RESISTANCE BACTERIENNE ET ECHECS THERAPEUTIQUES:

La consommation inappropriée d'antibiotiques, en médecine de ville comme à l'hôpital, a accéléré un phénomène inhérent à leur utilisation: la sélection de bactéries résistantes, de moins en moins sensibles aux antibiotiques. Longtemps négligé, ce mécanisme a aujourd'hui deux manifestions tangibles: le réservoir de bactéries résistantes augmente et l'absence d’antibiotiques actifs, dans certaines situations, n'est plus exceptionnelle.

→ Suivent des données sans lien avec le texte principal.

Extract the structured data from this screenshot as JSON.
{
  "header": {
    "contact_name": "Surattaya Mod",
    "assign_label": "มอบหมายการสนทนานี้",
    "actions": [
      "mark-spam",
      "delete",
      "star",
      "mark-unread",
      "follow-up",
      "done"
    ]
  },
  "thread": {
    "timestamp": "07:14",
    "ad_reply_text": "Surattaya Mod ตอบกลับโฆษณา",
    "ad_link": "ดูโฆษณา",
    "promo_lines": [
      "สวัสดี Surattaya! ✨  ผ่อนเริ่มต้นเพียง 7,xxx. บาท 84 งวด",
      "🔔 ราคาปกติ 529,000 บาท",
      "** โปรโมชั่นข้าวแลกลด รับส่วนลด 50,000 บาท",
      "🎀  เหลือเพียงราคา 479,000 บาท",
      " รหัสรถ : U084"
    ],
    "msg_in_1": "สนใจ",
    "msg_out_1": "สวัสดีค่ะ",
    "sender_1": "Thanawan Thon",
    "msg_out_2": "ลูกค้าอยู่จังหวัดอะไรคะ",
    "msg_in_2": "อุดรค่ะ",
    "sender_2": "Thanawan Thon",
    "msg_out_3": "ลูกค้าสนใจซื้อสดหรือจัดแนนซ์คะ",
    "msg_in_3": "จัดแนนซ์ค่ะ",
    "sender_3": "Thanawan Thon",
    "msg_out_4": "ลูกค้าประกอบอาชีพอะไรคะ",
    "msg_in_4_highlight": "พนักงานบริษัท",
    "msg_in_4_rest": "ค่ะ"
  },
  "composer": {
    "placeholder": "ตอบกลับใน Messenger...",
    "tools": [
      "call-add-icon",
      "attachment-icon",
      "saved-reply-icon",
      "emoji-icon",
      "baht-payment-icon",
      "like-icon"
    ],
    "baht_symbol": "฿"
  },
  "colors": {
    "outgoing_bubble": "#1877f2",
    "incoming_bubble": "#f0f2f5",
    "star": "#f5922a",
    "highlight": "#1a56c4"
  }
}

Les conséquences collectives et individuelles sont sérieuses: la plupart des infections, qu'elles soient bénignes ou graves, sont plus difficiles à traiter lorsqu'elles sont dues aux espèces résistantes.

La France est championne d'Europe de la consommation d’antibiotiques : en ville, on évalue en 2002 à 75 millions le nombre de prescriptions dont les trois quarts concernaient des infections respiratoires pour la plupart virales, sur lesquelles les antibiotiques n'ont aucun effet 2 . Corollaire de cette situation, l'hexagone est le pays européen où le phénomène de résistance bactérienne aux antibiotiques est le plus développé, comme en témoigne la multi-résistance des pneumocoques 3 : la résistance à la pénicilline G y atteint 53% (1 er rang) et aux macrolides 58% (2 ème rang) 4 .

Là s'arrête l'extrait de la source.